Come “posso accettare da Garante che un servizio possa far suo ciò che è privato?”. Quando mi si dice che questa vicenda ha dato l’impressione che l’Italia non è per l’innovazione io mi spavento – sottolinea Scorza -. Vuole dire che lo stato di dipendenza, rispetto a certi servizi è molto maggiore di quanto si pensi. L’innovazione che travolge i diritti e le libertà non è tale. Ora vediamo quello che succede. Certo le agenzie di stampa raccontano che la Germania sta per muoversi, la Francia ci sta pensando e negli Usa si potrebbe fare la stessa cosa”.
Si estende nel mondo la riflessione su ChatGpt
Nonostante le polemiche sollevate da Lega e Forza Italia, l’Autorità va dunque avanti per la sua strada. E intanto, come riferito da Scorza, cresce la lista dei Paesi europei e non che valutano di replicare: Francia e Irlanda sono già al lavoro, il Regno Unito ha un piano nazionale per regolare l’uso dell’intelligenza artificiale e il Giappone ha allo studio il dossier italiano.
Gran Bretagna
La scorsa settimana, il Regno Unito ha annunciato piani per regolamentare l’intelligenza artificiale. In particolare, invece di stabilire nuovi regolamenti, il governo ha chiesto ai regolatori di diversi settori di applicare i regolamenti esistenti sull’AI. Le proposte del Regno Unito, che non menzionano ChatGpt esplicitamente, delineano alcuni principi chiave che le aziende devono seguire quando utilizzano l’intelligenza artificiale nei loro prodotti, tra cui sicurezza, trasparenza, correttezza, responsabilità e contestabilità.

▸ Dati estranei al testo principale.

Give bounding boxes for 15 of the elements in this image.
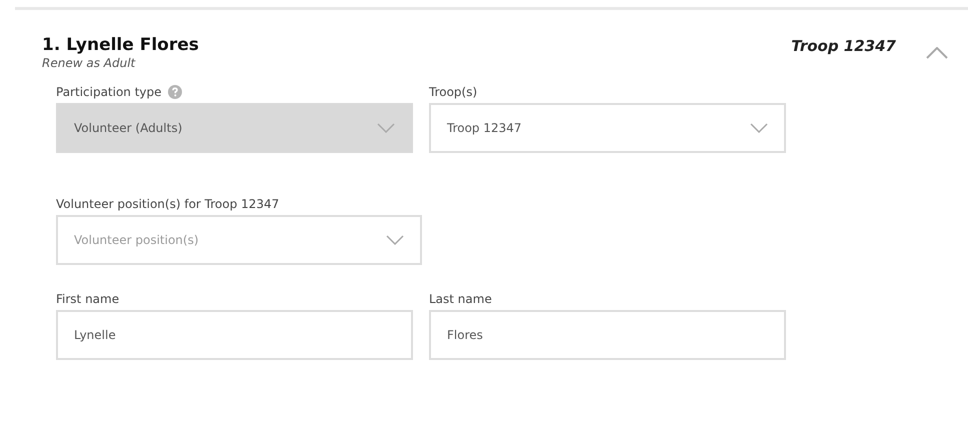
field-label: First name xyxy=(56,292,120,306)
collapse-icon[interactable] xyxy=(926,47,948,59)
field-label: Volunteer position(s) for Troop 12347 xyxy=(56,197,280,211)
chevron-down-icon xyxy=(377,123,395,133)
text-field[interactable]: Flores xyxy=(429,310,786,360)
field-label: Participation type xyxy=(56,85,162,99)
dropdown[interactable]: Troop 12347 xyxy=(429,103,786,153)
person-name: 1. Lynelle Flores xyxy=(42,35,200,55)
text-field[interactable]: Lynelle xyxy=(56,310,413,360)
chevron-down-icon xyxy=(750,123,768,133)
troop-label: Troop 12347 xyxy=(791,37,896,55)
field-label: Last name xyxy=(429,292,492,306)
renewal-type: Renew as Adult xyxy=(42,56,136,70)
chevron-down-icon xyxy=(386,235,404,245)
field-label: Troop(s) xyxy=(429,85,478,99)
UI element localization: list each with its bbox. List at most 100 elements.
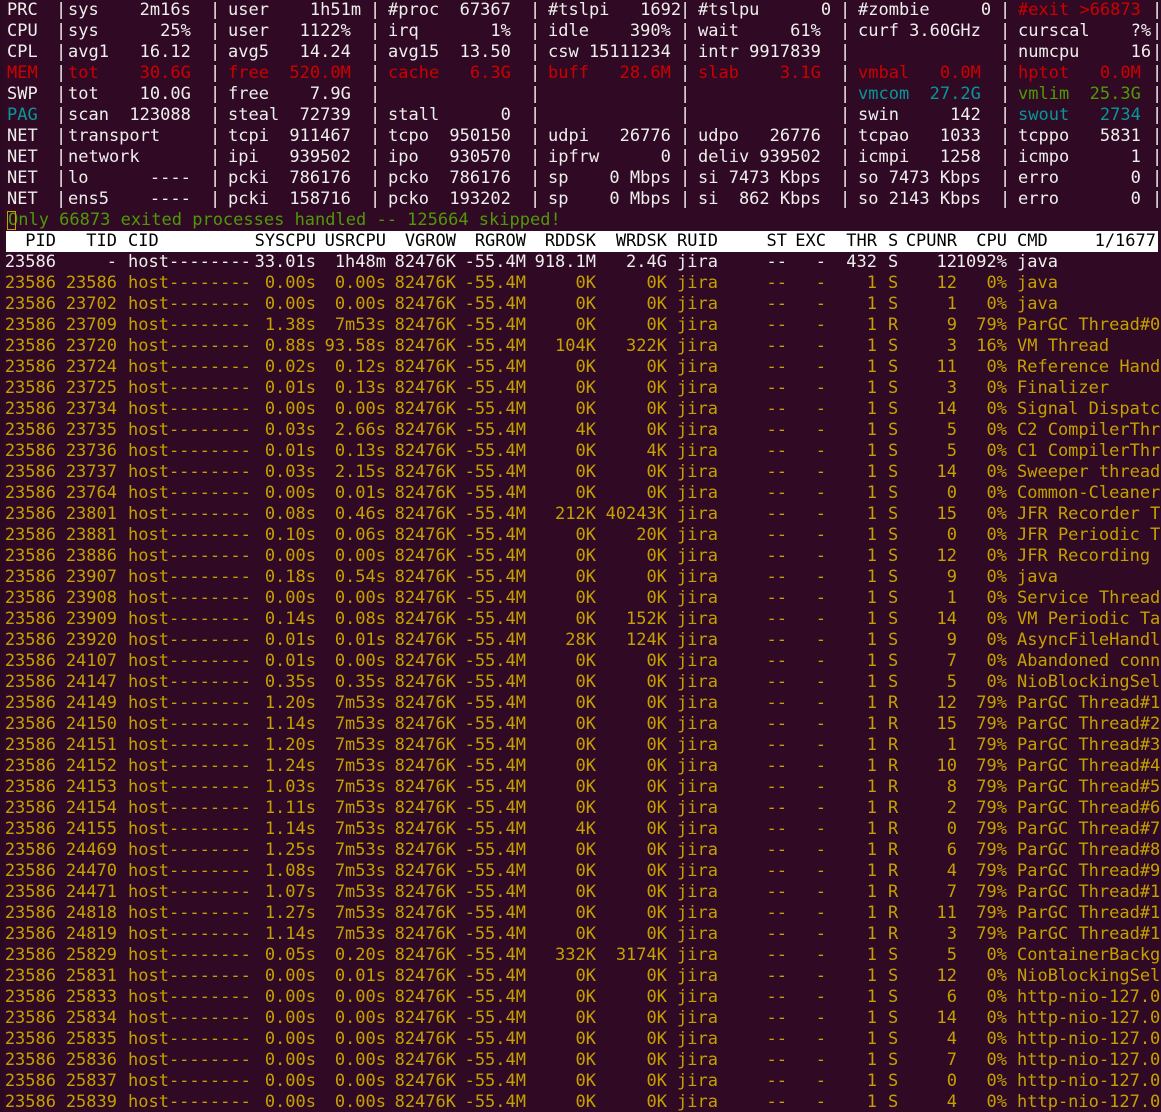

La Gran Bretagna in questa fase non sta proponendo restrizioni su ChatGpt o qualsiasi tipo di intelligenza artificiale per quella materia. Invece, vuole garantire che le aziende sviluppino e utilizzino gli strumenti di intelligenza artificiale in modo responsabile e forniscano agli utenti informazioni sufficienti su come e perché vengono prese determinate decisioni.
Unione Europea
Il resto dell’Europa dovrebbe assumere una posizione molto più restrittiva sull’intelligenza artificiale rispetto alle sue controparti britanniche, che si sono sempre più discostate dalle leggi digitali dell’Ue in seguito al ritiro del Regno Unito dal blocco. L’Unione Europea, che è spesso in prima linea quando si tratta di regolamentazione tecnologica, ha proposto un atto legislativo sull’AI. Conosciuto come European AI Act, le norme limiteranno fortemente l’uso dell’intelligenza artificiale nelle infrastrutture critiche, nell’istruzione, nelle forze dell’ordine e nel sistema giudiziario. Funzionerà in combinazione con il regolamento generale sulla protezione dei dati dell’Ue.
Irlanda e Francia
Le autorità di regolamentazione della privacy francese e irlandese hanno intanto contattato le loro controparti in Italia per saperne di più sui risultati del blocco. L’Irlanda è in genere il regolatore più attivo quando si tratta di privacy dei dati poiché la maggior parte dei giganti tecnologici statunitensi come Meta e Google hanno i loro uffici lì.
Svezia e Germania
L’autorità svedese per la protezione dei dati ha invece escluso il divieto, mentre la Germania, per voce del ministero tedesco dei Trasporti e del Digitale, fa sapere che nel Paese “non è necessario un blocco di ChatGpt come in Italia”. “Non abbiamo bisogno di un divieto delle applicazioni di intelligenza artificiale, ma di modi per garantire valori come democrazia e trasparenza”, ha detto a Handelsblatt un portavoce del ministero. L’Europa deve diventare “il pioniere globale per un’intelligenza artificiale affidabile”, ha aggiunto.
Giappone
Il Giappone, infine, guarda con molta attenzione alla decisione italiana. Lo ha detto il portavoce del governo nipponico, il segretario di gabinetto Hirokazu Matsuno, nella quotidiana conferenza stampa. “C’è chi vede in ChatGpt l’emergere di nuove problematiche. Ritengo che bisognerà cercare di valutare bene le tendenze dell’intelligenza artificiale”, ha detto il braccio destro del premier Fumio Kishida.